When I love some one, Its devours me entirely. There is nothing I wont do to provide and protect for that person even if they don't want me to. It is as automatic as a basic instinct. I will not let anyone or anything threaten or come in between that love. On the other hand I cant just not like some one......I hate them. This is usually people that do me or the ones I love wrong or threaten the love stated above. One wrong word can leave you on the hate list. For a person with mental illness both of the above can be dangerous, you can become so wrapped up in love and hate that your actions lead you! I have people around me to keep me in check and tell me that they can cope without me and do things for themselves and also tell me not to harm everyone that is in my path that say do do me wrong.
Sometimes I can come across a stubborn. I am not easily talked out of a desision if I have made my mind up. It is either yes I am or no I'm not. When I ask another person a question like' are you ok?' it is a simple yes or a no because anything in between allows my mind to wonder and don't dare stutter because I will doubt your answer and franticlly try and find the truthful one, even if your first answer was truthful. If you say no I will ask another question......if you say yes...im happy with that.
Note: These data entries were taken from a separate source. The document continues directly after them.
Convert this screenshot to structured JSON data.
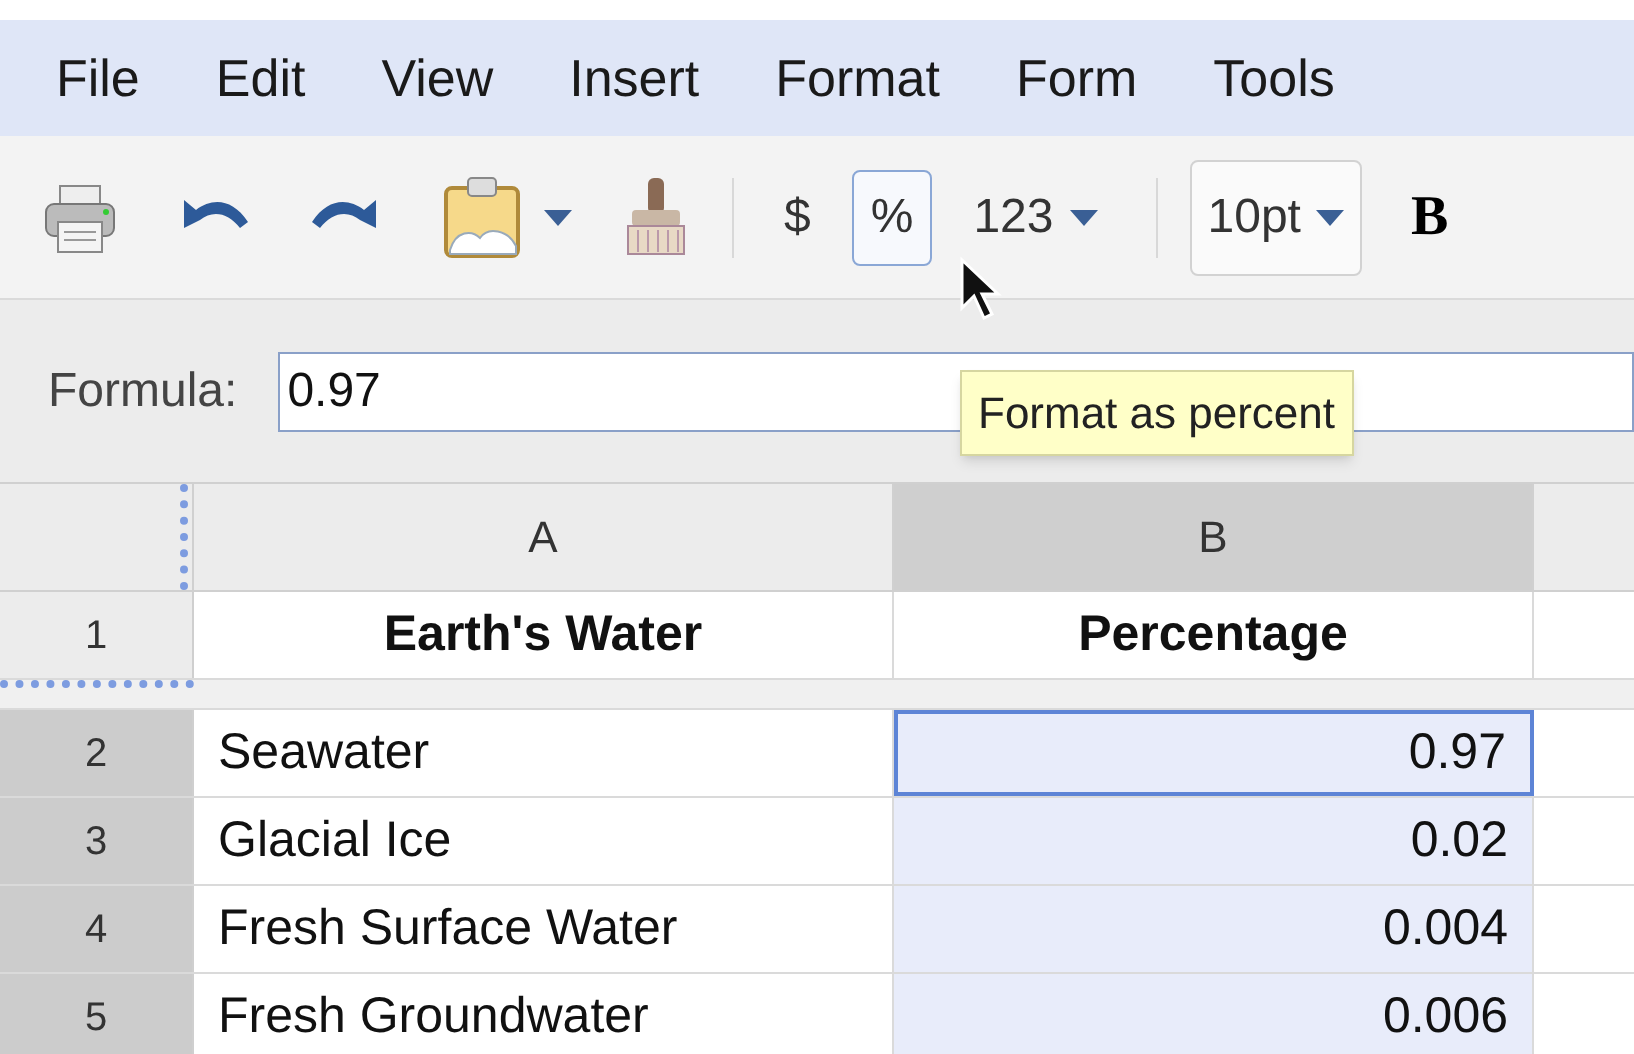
{
  "menu": [
    "File",
    "Edit",
    "View",
    "Insert",
    "Format",
    "Form",
    "Tools"
  ],
  "toolbar": [
    {
      "kind": "print"
    },
    {
      "kind": "undo"
    },
    {
      "kind": "redo"
    },
    {
      "kind": "image-menu"
    },
    {
      "kind": "paint"
    },
    {
      "kind": "separator"
    },
    {
      "kind": "text",
      "text": "$",
      "highlighted": false
    },
    {
      "kind": "text",
      "text": "%",
      "highlighted": true
    },
    {
      "kind": "dropdown",
      "text": "123",
      "boxed": false
    },
    {
      "kind": "separator"
    },
    {
      "kind": "dropdown",
      "text": "10pt",
      "boxed": true
    },
    {
      "kind": "bold",
      "text": "B"
    }
  ],
  "formula": {
    "label": "Formula:",
    "value": "0.97"
  },
  "tooltip": "Format as percent",
  "columns": [
    {
      "label": "A",
      "selected": false
    },
    {
      "label": "B",
      "selected": true
    }
  ],
  "rows": [
    {
      "number": "1",
      "kind": "header",
      "selected": false,
      "cells": [
        {
          "text": "Earth's Water",
          "selected": false,
          "active": false
        },
        {
          "text": "Percentage",
          "selected": false,
          "active": false
        }
      ]
    },
    {
      "number": "2",
      "kind": "data",
      "selected": true,
      "cells": [
        {
          "text": "Seawater",
          "selected": false,
          "active": false
        },
        {
          "text": "0.97",
          "selected": true,
          "active": true
        }
      ]
    },
    {
      "number": "3",
      "kind": "data",
      "selected": true,
      "cells": [
        {
          "text": "Glacial Ice",
          "selected": false,
          "active": false
        },
        {
          "text": "0.02",
          "selected": true,
          "active": false
        }
      ]
    },
    {
      "number": "4",
      "kind": "data",
      "selected": true,
      "cells": [
        {
          "text": "Fresh Surface Water",
          "selected": false,
          "active": false
        },
        {
          "text": "0.004",
          "selected": true,
          "active": false
        }
      ]
    },
    {
      "number": "5",
      "kind": "data",
      "selected": true,
      "cells": [
        {
          "text": "Fresh Groundwater",
          "selected": false,
          "active": false
        },
        {
          "text": "0.006",
          "selected": true,
          "active": false
        }
      ]
    }
  ]
}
I either like something or I don't like it. its as simple as that. I wont 'try it' if I can help it because its way out of my comfort zone if . This applies to all preferences I may have about objects, activites, what some one has done or said.....and the list goes on. When my thinking is clearer I can be brought round to think it through and process it and see it a different way. I mostly have to come up with this when I am ready, not when I am asked to.
I either approve or disapprove of things -no in between. I either approve or disapprove of things such as ....parenting or some ones behaviour. finding redeeming qualities are not my strong point. If I approve I will back it up and fight my corner, even when I am wrong.
As you can see this style of thinking can impact on everday life and relationships. I sometimes become frightened of making choices and my reactions towards others. It can cause trouble and when I am thinking clearly I sit and doubt every choice I have made, But on the other hand it can make me into the most loving, loyal and brutally honest person you will meet. it just depends whick side your on ..................black or white.